Análisis: The Last Campfire para Nintendo Switch

Por Luciano Macchioli

Hello Games es una pequeña desarrolladora que, por lo bueno o por lo malo, alcanzó reconocimiento mundial por su ambicioso título No Man’s Sky, lanzado en agosto de 2016. Cuatro años más tarde se animan a explorar otros géneros con The Last Campfire, que llegó a todas las consolas de actual generación.

En esta historia, nuestro protagonista será Ember, una pequeña criatura que, luego de sufrir un accidente en su bote de madera, llega a unas tierras misteriosas. En ellas encontrará almas errantes que deberá ayudar en pos de retomar su camino. El trasfondo de este mundo se alcanza a dilucidar mejor con unas hojas de diario, que funcionan a modo de coleccionables.

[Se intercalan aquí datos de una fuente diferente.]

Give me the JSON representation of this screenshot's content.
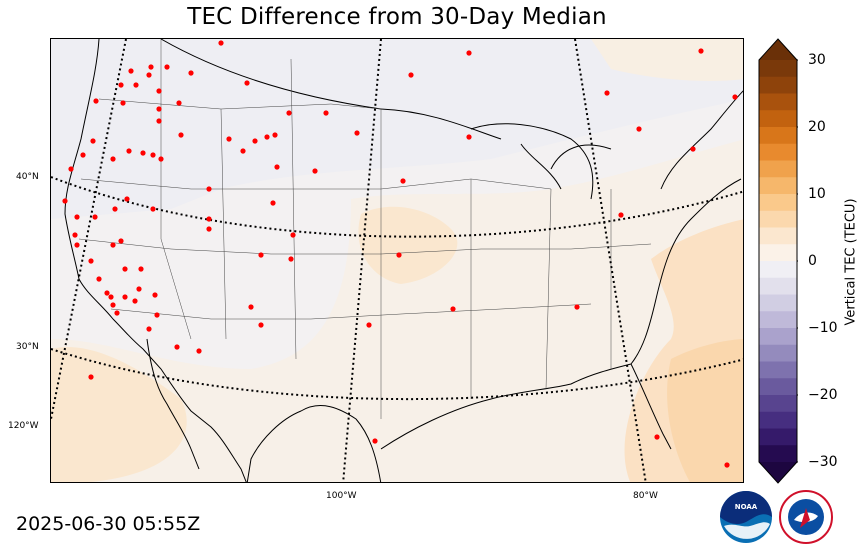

El gameplay radica en pequeños puzzles que debemos resolver para ayudar a las almas errantes anteriormente mencionadas. El diseño de éstos roza la perfección. No son muchas las herramientas que tendremos a disposición y, a pesar de esto, en ningún momento el juego se torna repetitivo. La dificultad está muy bien equilibrada para no ser ni fácil, ni frustrante.

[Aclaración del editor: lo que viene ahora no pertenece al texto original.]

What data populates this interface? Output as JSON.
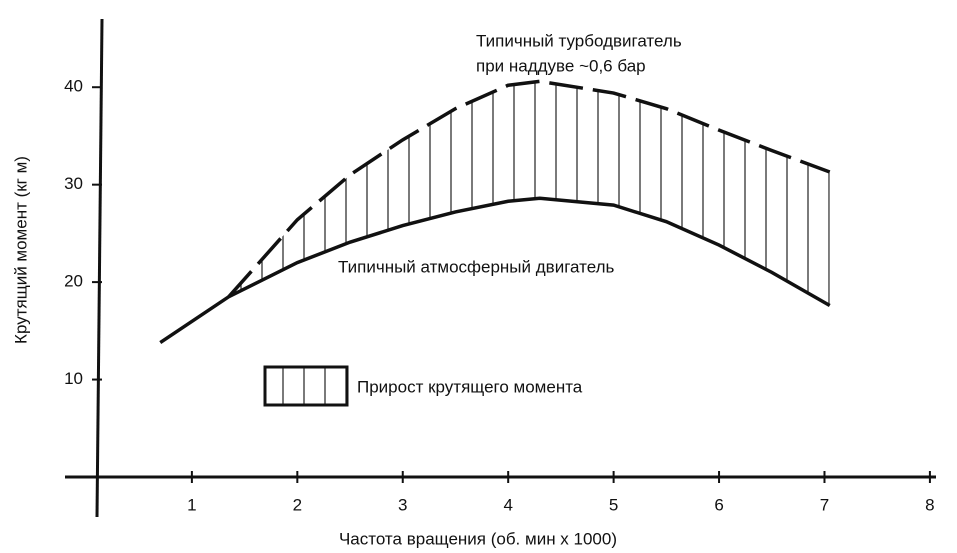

El apartado gráfico es muy sencillo y nada ambicioso. Pero lejos de ser algo negativo, el mundo que se nos presenta se ve precioso y se adecúa de manera perfecta a la experiencia.

Su banda sonora, en línea con lo anterior, es sencilla y preciosa a la vez. Por más que siempre se sitúe en un segundo plano, por momentos dan ganas de no avanzar en los niveles para que la música que nos acompaña no deje de sonar. Así de buena es.

Ya hablamos de todos los aspectos en que The Last Campfire es realmente bueno. Ahora, ¿en qué podría fallar un juego desarrollado por Hello Games? Les dejó un segundo para pensarlo… Sí, en su apartado técnico. 

Es francamente inentendible como un título que no ambiciona en lo gráfico, sin muchos elementos en pantalla y con niveles cerrados pueda tener los problemas de frames que tiene. En cada transición, en cada diálogo con un NPC, en cada momento que abramos el inventario, encontraremos estos inconvenientes. Sumado a esto, en los momentos es que tengamos que desplazarnos en bote, algunas paredes se glitchearán y se volverán invisibles, generando un caos visual en la pantalla.

No quiero detenerme en los problemas técnicos porque las aproximadamente 6 horas en las que completaremos el juego son una delicia. Seguramente llegue el correspondiente (y necesario) parche que solucione todos los problemas de rendimiento. The Last Campfire es de esas pequeñas experiencias que te dejan un buen sabor y que todo jugador debería experimentar.